When we have also come to grips with the same struggle of shortcomings including that of denial and avoidance in others -- including our leaders and heroes like David the murder, Abraham the liar, or Peter the backslider we live in a real and not idolized community. All three needed an outside voice to fully understand their sins, and so do we. It is in this real community friends who are also brothers and sisters that real belonging happens. Church is not a honeymoon but family life. That does not mean that we settle for a mediocrity, but that we give full weight to our humanness and the witness of scripture for our constant need of a highpriest.
Peacemaking is not an evolutionary process happening through the passing of time or by looking in from the sideline. Peace is being created and recreated.

Peace I leave with you; my peace I give to you. I do not give to you as the world gives. (John 14:27)

Of course then there’s the classic statement of Jesus in the Sermon on the Mount which is perhaps one of the lesser understood and hence practiced one among Christians:
Blessed are the peacemakers, for they will be called children of God. (Matt 5:9)
The questions remains, how are we being peacemakers without simply succumbing to what we consider wrong?

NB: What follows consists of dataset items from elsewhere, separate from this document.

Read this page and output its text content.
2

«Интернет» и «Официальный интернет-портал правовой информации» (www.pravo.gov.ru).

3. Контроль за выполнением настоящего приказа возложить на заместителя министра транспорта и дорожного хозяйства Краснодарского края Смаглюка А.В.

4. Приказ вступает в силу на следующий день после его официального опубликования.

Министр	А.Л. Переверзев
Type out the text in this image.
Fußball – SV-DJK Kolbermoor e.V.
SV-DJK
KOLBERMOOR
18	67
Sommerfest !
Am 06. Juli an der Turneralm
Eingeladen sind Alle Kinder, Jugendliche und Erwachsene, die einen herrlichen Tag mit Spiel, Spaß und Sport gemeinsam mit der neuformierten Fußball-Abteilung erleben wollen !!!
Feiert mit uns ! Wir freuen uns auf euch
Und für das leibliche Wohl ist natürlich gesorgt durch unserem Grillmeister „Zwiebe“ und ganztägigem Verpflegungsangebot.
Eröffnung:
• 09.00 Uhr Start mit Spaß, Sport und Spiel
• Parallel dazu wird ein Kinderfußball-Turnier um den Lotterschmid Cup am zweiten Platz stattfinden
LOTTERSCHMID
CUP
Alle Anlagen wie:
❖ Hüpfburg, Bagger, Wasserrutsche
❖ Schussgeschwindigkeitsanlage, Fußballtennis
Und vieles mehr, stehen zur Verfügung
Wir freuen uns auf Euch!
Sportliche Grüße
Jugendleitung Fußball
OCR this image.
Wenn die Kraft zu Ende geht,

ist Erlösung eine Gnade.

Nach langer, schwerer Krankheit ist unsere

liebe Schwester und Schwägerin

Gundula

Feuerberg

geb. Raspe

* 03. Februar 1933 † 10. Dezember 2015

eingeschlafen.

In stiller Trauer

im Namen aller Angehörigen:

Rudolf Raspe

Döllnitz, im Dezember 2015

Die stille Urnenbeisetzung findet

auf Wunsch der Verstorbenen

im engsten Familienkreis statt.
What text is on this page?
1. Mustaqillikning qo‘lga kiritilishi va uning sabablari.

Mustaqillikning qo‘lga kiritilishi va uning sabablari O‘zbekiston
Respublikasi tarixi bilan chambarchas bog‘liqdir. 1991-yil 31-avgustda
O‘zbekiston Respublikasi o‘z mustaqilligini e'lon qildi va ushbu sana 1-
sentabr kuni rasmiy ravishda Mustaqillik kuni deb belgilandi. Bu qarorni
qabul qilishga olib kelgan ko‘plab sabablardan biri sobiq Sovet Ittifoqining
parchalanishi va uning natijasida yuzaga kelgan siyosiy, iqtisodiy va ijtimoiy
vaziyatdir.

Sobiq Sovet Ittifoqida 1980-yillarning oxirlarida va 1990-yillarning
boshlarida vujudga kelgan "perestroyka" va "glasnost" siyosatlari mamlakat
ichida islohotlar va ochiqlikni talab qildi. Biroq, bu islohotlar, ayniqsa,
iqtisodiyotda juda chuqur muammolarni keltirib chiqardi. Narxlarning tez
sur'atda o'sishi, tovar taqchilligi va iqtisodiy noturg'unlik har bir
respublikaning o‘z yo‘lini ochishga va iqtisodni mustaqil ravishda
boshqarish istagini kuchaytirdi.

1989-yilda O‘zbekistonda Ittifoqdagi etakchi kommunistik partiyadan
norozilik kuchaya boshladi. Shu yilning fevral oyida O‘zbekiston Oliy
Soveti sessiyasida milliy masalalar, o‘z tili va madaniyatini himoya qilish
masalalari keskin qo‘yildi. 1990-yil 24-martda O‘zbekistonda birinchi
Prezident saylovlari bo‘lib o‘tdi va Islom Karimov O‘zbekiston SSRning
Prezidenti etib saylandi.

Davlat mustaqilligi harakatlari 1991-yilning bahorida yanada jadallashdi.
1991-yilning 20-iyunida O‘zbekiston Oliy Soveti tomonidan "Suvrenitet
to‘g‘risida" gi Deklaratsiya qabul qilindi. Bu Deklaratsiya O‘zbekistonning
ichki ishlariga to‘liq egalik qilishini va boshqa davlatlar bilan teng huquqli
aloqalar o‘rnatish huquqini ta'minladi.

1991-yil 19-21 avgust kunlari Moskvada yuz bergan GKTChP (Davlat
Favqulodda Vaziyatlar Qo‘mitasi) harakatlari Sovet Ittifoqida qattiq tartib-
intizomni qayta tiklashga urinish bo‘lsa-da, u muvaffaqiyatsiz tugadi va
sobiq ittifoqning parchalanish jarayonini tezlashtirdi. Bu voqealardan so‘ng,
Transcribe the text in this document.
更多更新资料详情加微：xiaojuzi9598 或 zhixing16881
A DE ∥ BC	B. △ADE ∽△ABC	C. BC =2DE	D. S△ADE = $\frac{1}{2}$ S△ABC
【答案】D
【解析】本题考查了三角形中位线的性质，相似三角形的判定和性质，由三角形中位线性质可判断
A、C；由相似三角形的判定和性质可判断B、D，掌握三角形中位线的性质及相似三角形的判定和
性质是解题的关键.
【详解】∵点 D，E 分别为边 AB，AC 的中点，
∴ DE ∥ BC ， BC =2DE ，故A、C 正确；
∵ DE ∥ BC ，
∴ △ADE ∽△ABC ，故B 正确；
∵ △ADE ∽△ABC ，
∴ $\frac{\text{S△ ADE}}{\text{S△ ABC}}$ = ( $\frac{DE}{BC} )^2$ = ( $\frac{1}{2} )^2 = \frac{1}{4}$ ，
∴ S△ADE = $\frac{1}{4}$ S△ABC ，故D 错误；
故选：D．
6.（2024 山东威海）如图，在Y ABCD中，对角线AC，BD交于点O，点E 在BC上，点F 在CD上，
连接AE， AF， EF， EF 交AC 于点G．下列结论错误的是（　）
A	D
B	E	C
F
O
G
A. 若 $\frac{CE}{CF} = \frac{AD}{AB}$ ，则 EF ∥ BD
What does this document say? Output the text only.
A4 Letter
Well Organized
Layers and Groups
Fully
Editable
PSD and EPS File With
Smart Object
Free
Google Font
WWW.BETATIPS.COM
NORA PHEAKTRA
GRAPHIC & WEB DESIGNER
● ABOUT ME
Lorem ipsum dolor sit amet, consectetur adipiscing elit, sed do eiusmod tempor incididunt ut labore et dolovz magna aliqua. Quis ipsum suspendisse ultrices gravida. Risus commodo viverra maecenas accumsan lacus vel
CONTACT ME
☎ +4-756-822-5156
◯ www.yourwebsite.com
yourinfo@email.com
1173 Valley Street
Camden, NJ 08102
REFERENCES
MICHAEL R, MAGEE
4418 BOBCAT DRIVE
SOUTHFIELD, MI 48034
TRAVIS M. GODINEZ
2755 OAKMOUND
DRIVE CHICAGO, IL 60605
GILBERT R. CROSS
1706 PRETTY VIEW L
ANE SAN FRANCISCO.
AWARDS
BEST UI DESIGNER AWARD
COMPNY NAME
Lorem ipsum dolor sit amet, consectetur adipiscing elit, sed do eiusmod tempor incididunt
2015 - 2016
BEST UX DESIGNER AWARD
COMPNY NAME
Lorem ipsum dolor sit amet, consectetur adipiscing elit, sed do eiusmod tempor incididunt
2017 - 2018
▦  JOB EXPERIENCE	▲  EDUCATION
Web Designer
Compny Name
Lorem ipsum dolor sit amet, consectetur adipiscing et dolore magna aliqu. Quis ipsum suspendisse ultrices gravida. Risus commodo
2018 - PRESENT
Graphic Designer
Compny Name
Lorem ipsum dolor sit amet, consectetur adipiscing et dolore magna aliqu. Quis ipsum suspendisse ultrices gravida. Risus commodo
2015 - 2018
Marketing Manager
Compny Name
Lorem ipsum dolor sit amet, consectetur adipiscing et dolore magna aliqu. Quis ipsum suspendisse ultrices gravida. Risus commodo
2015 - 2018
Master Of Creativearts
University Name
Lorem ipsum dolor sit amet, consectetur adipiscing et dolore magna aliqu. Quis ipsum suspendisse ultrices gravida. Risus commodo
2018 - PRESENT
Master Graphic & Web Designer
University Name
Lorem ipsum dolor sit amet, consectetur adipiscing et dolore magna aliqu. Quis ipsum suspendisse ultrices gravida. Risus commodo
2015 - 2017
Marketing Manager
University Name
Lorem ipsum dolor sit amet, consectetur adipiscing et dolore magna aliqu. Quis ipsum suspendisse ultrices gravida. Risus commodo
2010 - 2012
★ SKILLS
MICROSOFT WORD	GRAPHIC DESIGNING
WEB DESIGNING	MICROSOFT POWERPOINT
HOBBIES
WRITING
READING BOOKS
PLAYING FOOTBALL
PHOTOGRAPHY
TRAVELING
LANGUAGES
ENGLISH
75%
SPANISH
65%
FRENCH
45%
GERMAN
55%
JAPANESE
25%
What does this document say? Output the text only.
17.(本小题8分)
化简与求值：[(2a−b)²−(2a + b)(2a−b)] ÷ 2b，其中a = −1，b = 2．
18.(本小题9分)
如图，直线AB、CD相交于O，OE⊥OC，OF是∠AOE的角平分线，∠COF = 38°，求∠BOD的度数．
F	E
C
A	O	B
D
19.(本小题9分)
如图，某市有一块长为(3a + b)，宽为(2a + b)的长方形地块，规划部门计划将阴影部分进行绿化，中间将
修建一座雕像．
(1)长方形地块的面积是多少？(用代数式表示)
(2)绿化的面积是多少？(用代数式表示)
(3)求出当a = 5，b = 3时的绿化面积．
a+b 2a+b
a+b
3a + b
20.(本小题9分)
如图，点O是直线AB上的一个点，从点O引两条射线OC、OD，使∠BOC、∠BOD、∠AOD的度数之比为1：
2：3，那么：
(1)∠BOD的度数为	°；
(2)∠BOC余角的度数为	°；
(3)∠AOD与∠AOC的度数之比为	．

Schaeffer outlines five principles that I believe are indeed very helpful in us moving toward making peace.
  • When we have significant differences we should never come to them without tears and regret. If we have tears there can be beauty in the midst of differences.
  • We must measure the seriousness of the differences and act accordingly with a concern for the holiness of God, refusing to back down, but seeking a way that shows the greatest love. We always need feel close to people, even if we do not like them (liking people is anyhow more of a self-serving emotion).
  • Real, concrete love will require at times great sacrifice, we must be able to suffer loss for the sake of keeping the relationship viable.
  • There should be a deep desire to solve the problem rather than a desire to win or the desire to avoid the arduous work.
  • Our call is to uphold both the holiness of God and the requirements of unconditional love. 
It is equally wrong to compromise about what is right and our oneness in Christ, especially when what is right is more about me. Without this tension held in balance the world will not know that the Father has sent his Son.